I will be direct: anthelmintic resistance in Haemonchus contortus is at crisis levels across the United States, Australia, and many parts of Europe. Benzimidazoles (albendazole, fenbendazole) are failing in the majority of herds tested in warm climate regions. Levamisole resistance is widespread. Ivermectin resistance is rampant. Even moxidectin, once considered the strongest option, is showing resistance in heavily treated herds.

How did we get here? Decades of calendar-based, whole-herd deworming. Treating every animal, every month, regardless of need, is the fastest possible way to select for resistant worms. Every time you treat, only the worms that survive pass their genes to the next generation. The sensitive worms are killed, and the resistant ones multiply.

Targeted Selective Treatment: The Only Way Forward

Targeted selective treatment (TST) means deworm only the animals that actually need it, based on FAMACHA score, body condition score, fecal egg count, or a combination of these. This leaves some untreated animals on pasture, allowing susceptible (non-resistant) worm larvae to survive and dilute the resistant population on your pasture. This reservoir of susceptible worms is called refugia, and maintaining it is the cornerstone of resistance management.

Refugia works because resistant worms mating with susceptible worms produce offspring that are not uniformly resistant. The larger the refugia population, the slower resistance develops. Treating your entire herd destroys refugia completely.

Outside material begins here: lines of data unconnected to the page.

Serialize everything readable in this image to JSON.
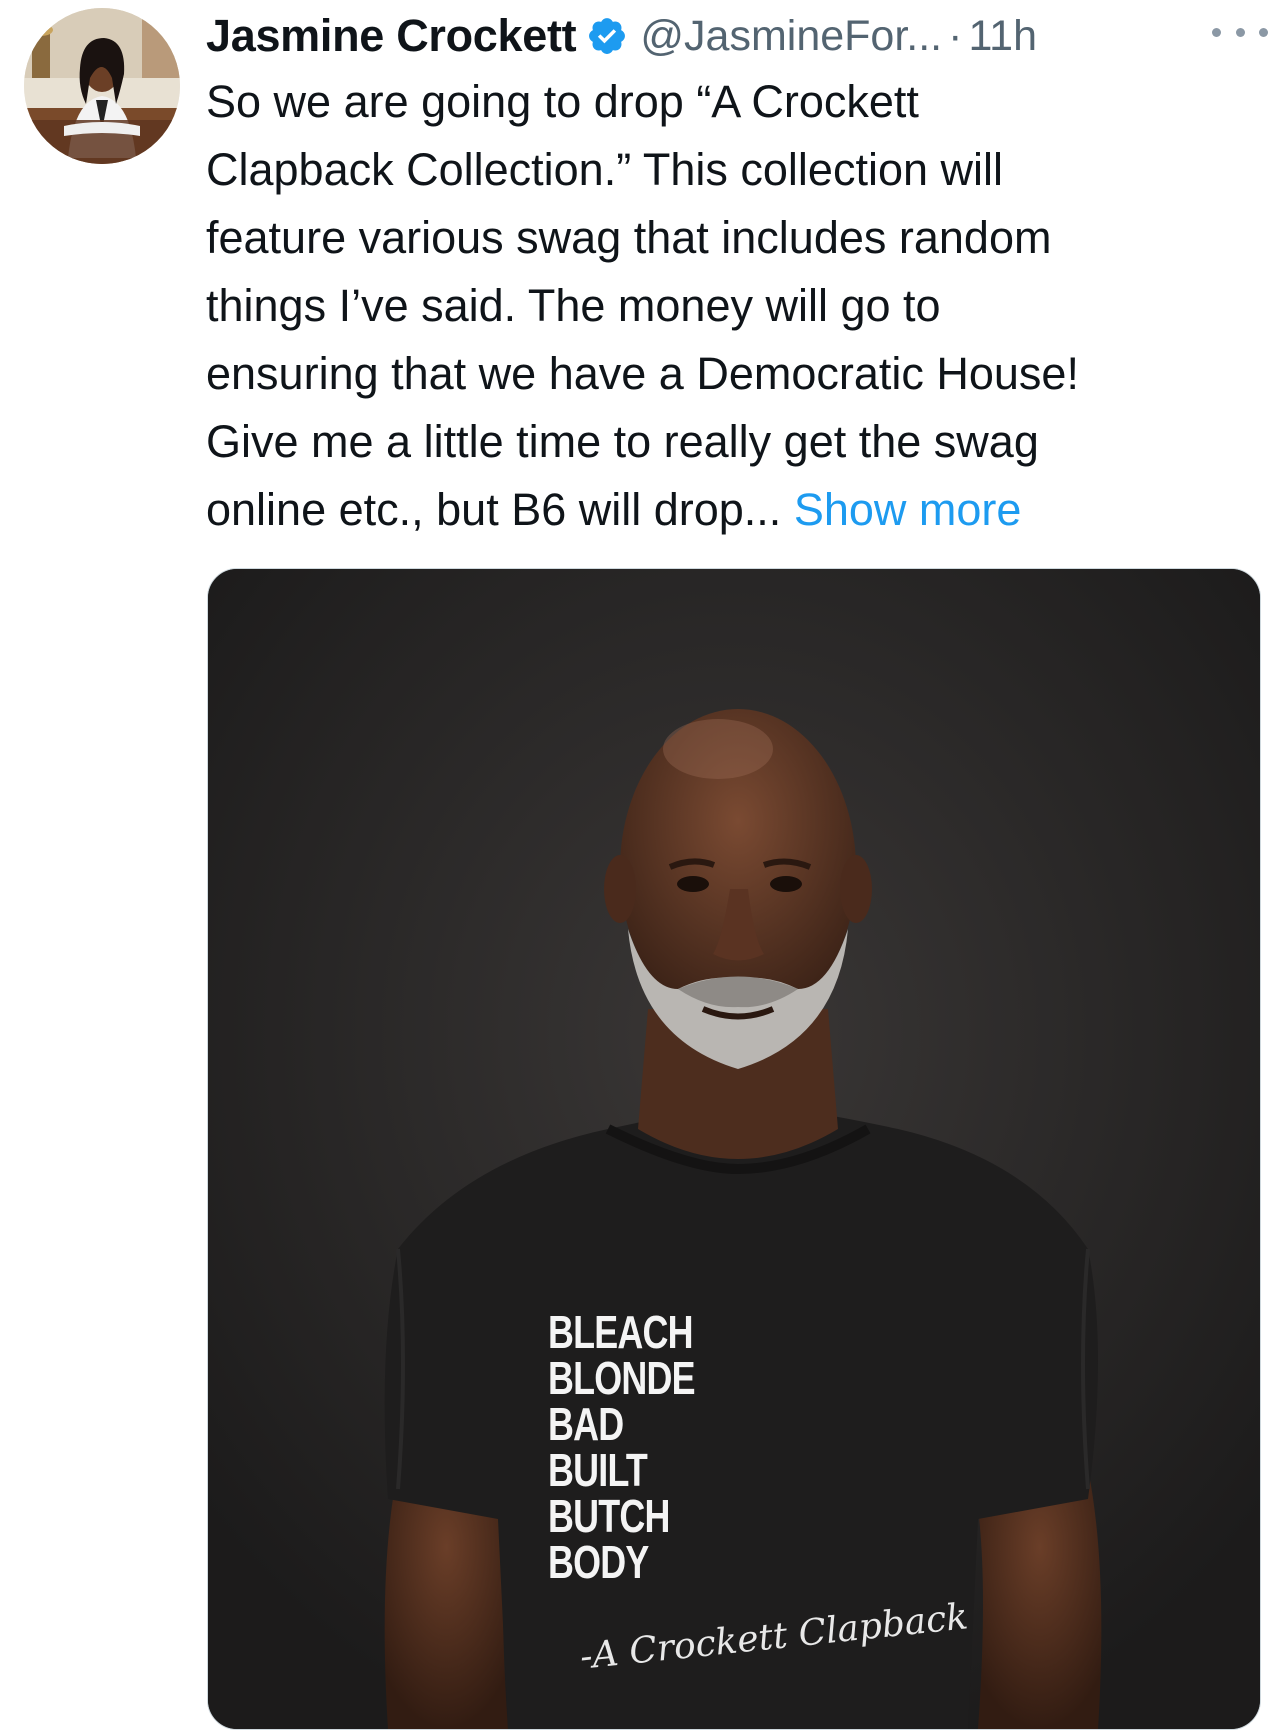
{
  "tweet": {
    "author": {
      "display_name": "Jasmine Crockett",
      "handle": "@JasmineFor...",
      "verified": true,
      "avatar_icon": "profile-photo"
    },
    "separator": "·",
    "time": "11h",
    "text": "So we are going to drop “A Crockett\nClapback Collection.” This collection will\nfeature various swag that includes random\nthings I’ve said. The money will go to\nensuring that we have a Democratic House!\nGive me a little time to really get the swag\nonline etc., but B6 will drop... ",
    "show_more_label": "Show more",
    "colors": {
      "link": "#1d9bf0",
      "verified": "#1d9bf0",
      "secondary_text": "#536471"
    },
    "media": {
      "shirt_lines": [
        "BLEACH",
        "BLONDE",
        "BAD",
        "BUILT",
        "BUTCH",
        "BODY"
      ],
      "signature": "-A Crockett Clapback"
    }
  }
}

When you do need to deworm, combination therapy using two drugs from different classes simultaneously (when both still show some efficacy in your herd) is more effective than rotating drugs. Work with your veterinarian to develop a protocol based on your specific FECRT results.

When to Cull Rather Than Treat

Some animals are genetic sponges for barber pole worm. A small percentage of your herd will consistently score FAMACHA 4 or 5, require deworming multiple times per season, and never develop adequate immune control. These animals are selecting for resistant worms on your pasture and dragging down your herd's overall health. Culling chronic high-shedders is a legitimate and important management decision. Breed selection toward Haemonchus-resistant genetics, such as St. Croix hair sheep or Kiko-crosses in goats, is a long-term investment worth considering.

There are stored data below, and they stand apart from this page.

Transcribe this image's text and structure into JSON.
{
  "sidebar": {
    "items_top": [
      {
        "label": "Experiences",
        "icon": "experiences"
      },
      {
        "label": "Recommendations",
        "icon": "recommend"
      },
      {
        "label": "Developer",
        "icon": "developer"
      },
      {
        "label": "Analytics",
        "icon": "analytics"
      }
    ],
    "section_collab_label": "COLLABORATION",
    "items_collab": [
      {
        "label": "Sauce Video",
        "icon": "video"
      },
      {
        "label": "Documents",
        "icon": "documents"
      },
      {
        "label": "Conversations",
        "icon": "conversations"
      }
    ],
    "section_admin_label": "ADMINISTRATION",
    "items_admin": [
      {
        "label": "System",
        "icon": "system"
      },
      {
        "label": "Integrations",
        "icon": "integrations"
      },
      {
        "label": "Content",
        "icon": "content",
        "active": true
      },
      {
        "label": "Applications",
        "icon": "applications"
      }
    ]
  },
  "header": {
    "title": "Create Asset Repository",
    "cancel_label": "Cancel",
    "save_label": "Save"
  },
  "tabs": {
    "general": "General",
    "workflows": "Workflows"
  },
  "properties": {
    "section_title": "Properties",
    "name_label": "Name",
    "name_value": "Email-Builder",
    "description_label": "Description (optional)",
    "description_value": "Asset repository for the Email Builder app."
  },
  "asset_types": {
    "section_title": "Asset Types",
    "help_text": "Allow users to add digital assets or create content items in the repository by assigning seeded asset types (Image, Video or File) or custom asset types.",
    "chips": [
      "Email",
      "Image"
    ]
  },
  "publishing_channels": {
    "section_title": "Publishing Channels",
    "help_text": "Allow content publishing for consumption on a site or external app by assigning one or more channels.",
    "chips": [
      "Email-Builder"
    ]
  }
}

Complementary Management Tools

Copper boluses are not a dewormer, but copper deficiency impairs immune function and worsens susceptibility to Haemonchus. Goats have high copper requirements, and many are running borderline deficient. Appropriate copper supplementation (species-specific and dose-controlled to avoid toxicity) supports immune response. Browse plants high in condensed tannins, including sericea lespedeza and chicory, have demonstrable anthelmintic properties and can meaningfully reduce worm burdens when grazed routinely. These are management adjuncts, not replacements for sound TST protocols, but they are valuable tools in an integrated approach.

Barber pole worm is manageable. But it requires a fundamentally different mindset than the old calendar-drenching approach. Get FAMACHA certified. Run fecal egg counts. Know your drug efficacy. Protect refugia. Work with a vet who understands small ruminant parasitology. Your goats' lives depend on it.